Lord - help me.  The one that you love is sick (in my need to spew words), and needs Your help!

Tuesday, May 3, 2011

Thinking Outside the Light-Box

Today a friend of mine and myself, started a Facebook Page called "Thinking Outside the Light-Box: Vision Therapy Support Group".  Its a page for parents that do Vision Therapy for a child with CVI.  A place where parents can share toy ideas, visual aid and therapy ideas, and ask questions in a place with other parents that "get it".  

If you know anyone that could benefit from this support, please have them look us up on Facebook!!!

Tuesday, April 26, 2011

Sticks and stones........

Tonight my feelings were hurt.  An old high school acquaintance who I've remained in contact with via Facebook, posted a very insensitive comment on something I posted.

Not only were my feelings hurt, but it just made the realization of future pain, more palpable.  It made me realize that people in our lives - our circle of influence and loved ones - are going to accept Carson for who he is.  They are going to see Carson for everything he is, not just any disabilities or differences he may have.  And yet outside of the security of that circle, there are people who are going to be judging and possibly cruel.  There are going to be people who may call him names, talk down to him, treat him wrongly.  I know that with any child, hurt is going to come.  Pain, sadness and hurt are all apart of this sinful world.  But tonight my heart is heavy for the hurt and pain that will mostly likely come to Carson, because of people's glances, comments, and words used.

I want to wrap my arms around my precious boy and block out the insensitivity, the foolish talk of others.
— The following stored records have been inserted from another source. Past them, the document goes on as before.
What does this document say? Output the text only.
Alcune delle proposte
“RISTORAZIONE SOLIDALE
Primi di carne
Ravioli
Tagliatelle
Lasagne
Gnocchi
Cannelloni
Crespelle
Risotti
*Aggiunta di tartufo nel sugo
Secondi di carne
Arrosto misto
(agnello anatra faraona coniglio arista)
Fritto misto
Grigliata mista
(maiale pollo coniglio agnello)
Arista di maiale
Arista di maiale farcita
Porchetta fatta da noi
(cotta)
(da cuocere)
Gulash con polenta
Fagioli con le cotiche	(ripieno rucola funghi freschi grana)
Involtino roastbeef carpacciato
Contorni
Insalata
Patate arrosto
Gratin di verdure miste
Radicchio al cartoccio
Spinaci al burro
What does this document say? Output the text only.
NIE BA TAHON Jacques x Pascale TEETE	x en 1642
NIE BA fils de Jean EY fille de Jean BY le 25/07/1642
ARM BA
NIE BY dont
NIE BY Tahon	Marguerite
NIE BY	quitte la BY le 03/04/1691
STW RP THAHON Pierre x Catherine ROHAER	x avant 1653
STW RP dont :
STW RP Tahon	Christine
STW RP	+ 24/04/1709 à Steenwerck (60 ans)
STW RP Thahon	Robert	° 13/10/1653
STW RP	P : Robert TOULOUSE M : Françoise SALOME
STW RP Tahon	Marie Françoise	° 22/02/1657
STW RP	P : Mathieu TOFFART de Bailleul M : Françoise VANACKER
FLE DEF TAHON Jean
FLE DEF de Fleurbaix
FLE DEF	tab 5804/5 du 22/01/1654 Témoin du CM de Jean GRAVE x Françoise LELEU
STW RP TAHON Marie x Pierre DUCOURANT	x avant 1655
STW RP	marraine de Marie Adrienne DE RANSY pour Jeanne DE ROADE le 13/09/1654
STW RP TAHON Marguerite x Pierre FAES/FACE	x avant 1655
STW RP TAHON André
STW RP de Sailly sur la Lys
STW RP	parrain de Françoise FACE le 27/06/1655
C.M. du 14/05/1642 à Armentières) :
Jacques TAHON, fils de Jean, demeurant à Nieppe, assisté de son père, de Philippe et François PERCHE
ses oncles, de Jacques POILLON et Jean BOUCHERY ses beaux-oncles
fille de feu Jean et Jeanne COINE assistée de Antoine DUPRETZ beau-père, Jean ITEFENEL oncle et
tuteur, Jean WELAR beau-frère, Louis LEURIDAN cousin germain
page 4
Tonight I am in tears... and just a little angry.  I am going to take some time to give my hurt, my worries, my anger and my tears over to My Father, My Provider and Savior.  Lord, show me how to lovingly protect my son.  Show me how to comfort him when he is sad and hurt.  Show me how to encourage others around me, to be more sensitive and thoughtful.... teach me to be more sensitive and thoughtful.